Bien des années plus tard, l’expertise de la masse encéphalique décela qu’il n’y avait pas plus de dépressions sinueuses ou de scissures que dans un cerveau normal, mais une hémisection de la moelle ainsi que l’analyse du liquide cérébro-spinal confirma une affection des lobes ou ventricules, gonflés du liquide céphalorachidien (environ 150 cm3), entre l’arachnoïde et la pie-mère, que prolongent les toiles choroïdiennes, instaurant l’instabilité de la station, l’inaffectivité et des troubles ou désordres mentaux. La matière cérébrale, arborée selon plusieurs angles de coupe, attesta qu’il y avait eu au sein de la lésion une hémorragie sudorale et que celle-ci transperçait tout l’encéphale pour se fixer dans la glande pinéale, logée presque au centre du cerveau et de l’axe horizontal des yeux, communément appelée le siège de l’âme. Le corps calleux, portion qui relie les deux hémisphères, à la manière d’une voûte jetée au-dessous de la faux du cerveau, ou repli des méninges, et que l’on croyait autrefois la base de l’imagination, avait été touché, ainsi que les nerfs des racines postérieures et antérieures de la moelle épinière, qui ont des fonctions opposées, sensorielles et motrices.

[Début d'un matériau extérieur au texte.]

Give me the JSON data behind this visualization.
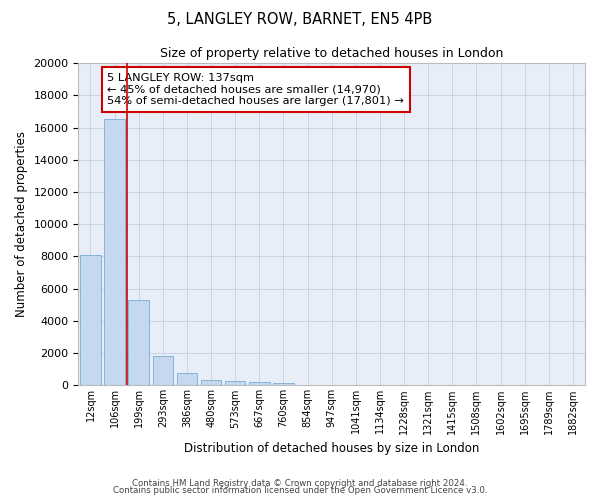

Comme l’indique la ligne qui sépare le lobe frontal du lobe pariétal et les lamelles cérébelleuses, il y avait eu lésion de la substance grise (cellules), en forme de virgules adossées, qui reçoit les sensations perçues par la peau dans les articulations et les viscères, et blanche (fibres nerveuses), occasionnant des troubles des deux pans du corps, alors que les faisceaux postérieurs étaient légèrement tuméfiés, et que l’os occipital alvéolé était tout à fait normal. Tenant compte de la disposition des nerfs à travers les méninges, les mesures dendrochronologiques permettent donc d’émettre aujourd’hui l’hypothèse selon laquelle Ulrich avait été atteint dès son plus jeune âge, de la maladie de Friedreich, affection chronique, sans doute d’origine génétique, à l’aggravation lente, qui démarre dans la seconde enfance, ou l’adolescence, évolue, en général, pendant des années, entraînant des désordres divers (yeux, vertiges, névrose), et classée parmi les hérédodégénérescences spino-cérébelleuses.